Встретились Зинаида и Яша в Минске, ее техникум прятался во дворе его консерватории. Молодая Зинаида была бойкой и смелой, к Яше – высокому, быстро краснеющему – подошла сама. Поженились быстро, через несколько месяцев после знакомства. К Яшиной матери пришли уже с кольцами – тоненькими, серебряными, на золотые денег не хватило. Его мать – пианистка, профессор музыки. «Имечко спьяну и не выговоришь», – жаловалась Зинаида соседкам по общежитию. Зовут Яшину мать Гертруда Аполлинарьевна. «В квартире заблудиться можно!

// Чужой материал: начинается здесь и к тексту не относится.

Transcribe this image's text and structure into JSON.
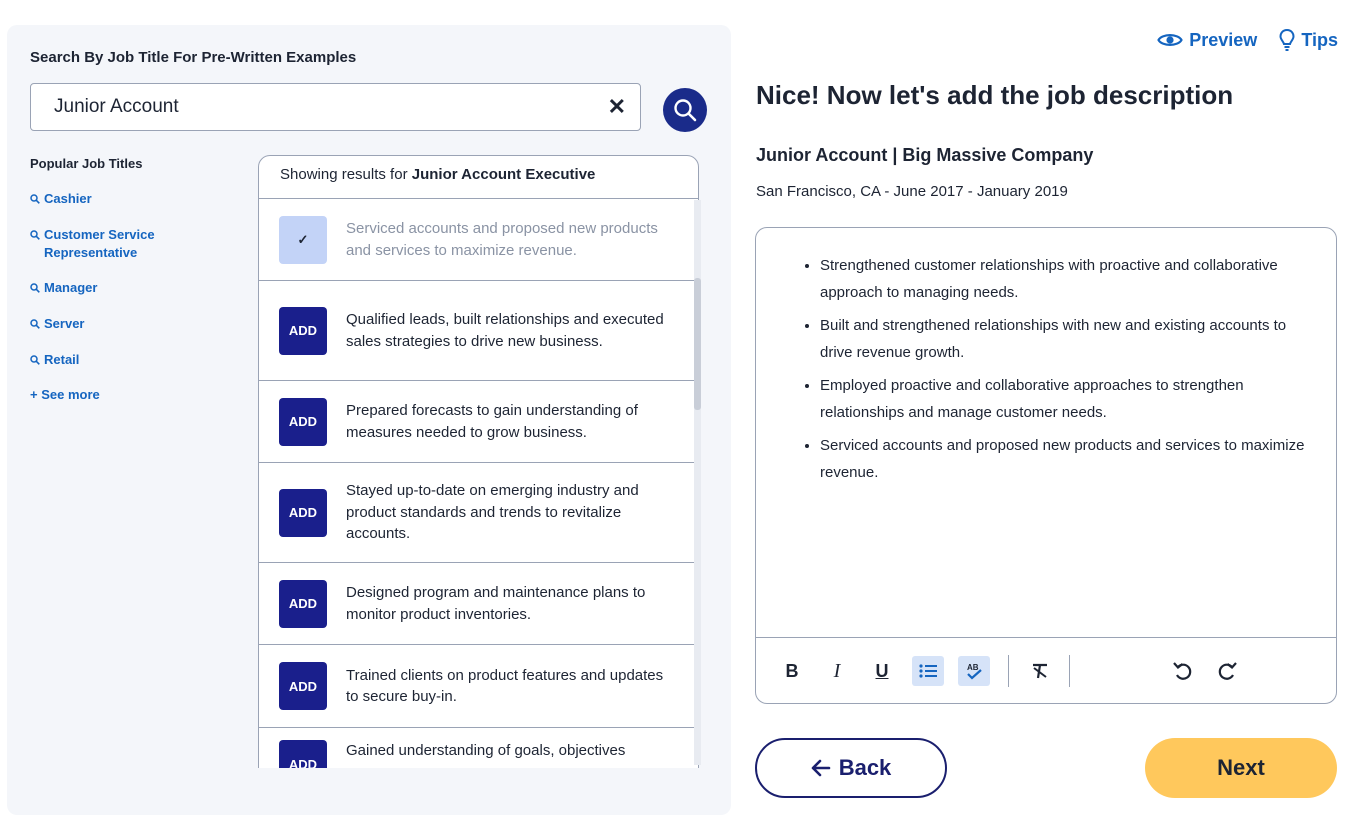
{
  "left": {
    "search_heading": "Search By Job Title For Pre-Written Examples",
    "search_value": "Junior Account",
    "clear_glyph": "✕",
    "popular_title": "Popular Job Titles",
    "popular": [
      "Cashier",
      "Customer Service Representative",
      "Manager",
      "Server",
      "Retail"
    ],
    "see_more": "+ See more",
    "results_prefix": "Showing results for ",
    "results_query": "Junior Account Executive",
    "results": [
      {
        "button": "✓",
        "text": "Serviced accounts and proposed new products and services to maximize revenue.",
        "added": true
      },
      {
        "button": "ADD",
        "text": "Qualified leads, built relationships and executed sales strategies to drive new business.",
        "added": false
      },
      {
        "button": "ADD",
        "text": "Prepared forecasts to gain understanding of measures needed to grow business.",
        "added": false
      },
      {
        "button": "ADD",
        "text": "Stayed up-to-date on emerging industry and product standards and trends to revitalize accounts.",
        "added": false
      },
      {
        "button": "ADD",
        "text": "Designed program and maintenance plans to monitor product inventories.",
        "added": false
      },
      {
        "button": "ADD",
        "text": "Trained clients on product features and updates to secure buy-in.",
        "added": false
      },
      {
        "button": "ADD",
        "text": "Gained understanding of goals, objectives",
        "added": false
      }
    ]
  },
  "header": {
    "preview": "Preview",
    "tips": "Tips"
  },
  "main": {
    "title": "Nice! Now let's add the job description",
    "job_line": "Junior Account | Big Massive Company",
    "job_sub": "San Francisco, CA - June 2017 - January 2019",
    "bullets": [
      "Strengthened customer relationships with proactive and collaborative approach to managing needs.",
      "Built and strengthened relationships with new and existing accounts to drive revenue growth.",
      "Employed proactive and collaborative approaches to strengthen relationships and manage customer needs.",
      "Serviced accounts and proposed new products and services to maximize revenue."
    ],
    "toolbar": {
      "bold": "B",
      "italic": "I",
      "underline": "U"
    }
  },
  "footer": {
    "back": "Back",
    "next": "Next"
  },
  "colors": {
    "accent": "#1565c0",
    "navy": "#1a1f8c",
    "next": "#ffc85c"
  }
}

Комнат тьма, книжки до потолка и картины на стенах», – рассказывала Зинаида родителям, всю жизнь прожившим в хате на две проходные комнаты. «У Яшки там кабинет свой был!» Его кабинетом Зинаида первое время хвасталась часто, а на самого Яшу смотрела со смесью гордости и недоумения.


Из четырехкомнатной квартиры с картинами и книгами профессор Гертруда Аполлинарьевна выставила Зинаиду сразу. Яша ушел вслед за женой. Вразумить сына Гертруде Аполлинарьевне не удалось. Твердости характера Яша от матери не унаследовал, только порядочность. Зинаида к тому времени успела забеременеть.

Агата шевелит бесцветными губами и наклоняется вслед за отцом то влево, то вправо. Когда наклоняется вправо, задевает рукой Аленку. Аленка хочет отсесть, но обидеть Агату не хочет. Агата младше Аленки, в школу только в этом году пошла. В школе с Агатой никто не дружит, даже за одну парту не садится. Агата полностью белая. Белее утрешнего молока, белее фартука на первое сентября. «Заразная», – говорит Варька и переходит на другую сторону улицы, когда встречает Агату. Тетя Рая на Варьку ругается, объясняет, что таких людей, как Агата, на свете мало, но никакие они не заразные. Тетя Рая учительница, ей можно верить, но дотрагиваться до Агаты все равно страшно.

«А все ж из-за музыки твоей», – пеняет Зинаида Яше. Его музыку, точнее почти новый аккордеон, Зинаида продала гармонисту Егорке, как только родилась Агата. В одной из двух проходных комнат появилась похожая на торт люстра с длинными висюльками. Когда кто-то ходит, висюльки звенят – одинаковым бесцветным звуком. «Может, хоть делом займется», – вздохнула Зинаидина мать, толстая суетливая баба Леся. Как относиться к зятю, баба Леся не знала – слово «консерватория» вызывало уважение, но ни толку, ни денег не приносило.